1980年朱应庚为云南大学经济系开设《西方经济学原理》课程,虽然每周只有2个课时,但就是这两个小时的课程,却给人留下了非常深刻的印象。  
朱应庚为人平易,印象中他总是穿着整齐,面容和蔼,中等个子,略胖,讲课时虽然操一口淳厚但略带点玉溪口音的昆明话,但却并不妨碍他驾轻就熟、一气呵成地对边际效用价值论、三个心理预期等宏微观经济学说进行大刀阔斧的剖析,加上时而带出的串串纯正英语,那全然是一派大家风范,由不得听者不肃然起敬。  

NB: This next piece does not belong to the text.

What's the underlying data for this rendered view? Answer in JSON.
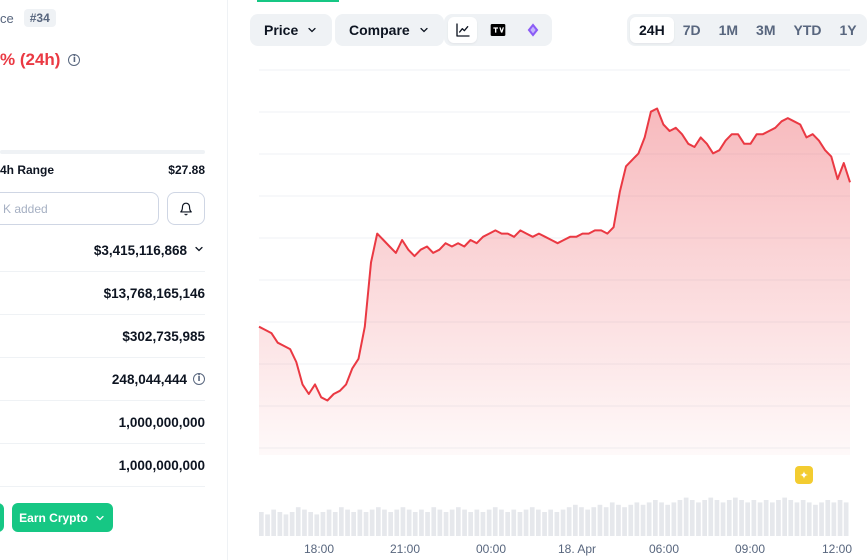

朱应庚是个大忙人,在校内校外担任各种要职,社会活动频繁,因此,能亲耳聆听其教诲的机会并不多,90年代以后,朱应庚已七十有余,不再为本科生开课,但仍然指导西方经济学说史的硕士研究生,朱应庚家不到20平米的客厅里总是挤得满满当当的,但朱应庚和夫人并不因此感到麻烦,反而高兴地倒茶让座,不时讲几句笑话,让人倍感亲切、放松。  
朱应庚治学有道,总能抓住问题的本质深入浅出,旁征博引,循循善诱,学生们都十分尊重他。他的教风教德潜移默化地影响了许多人。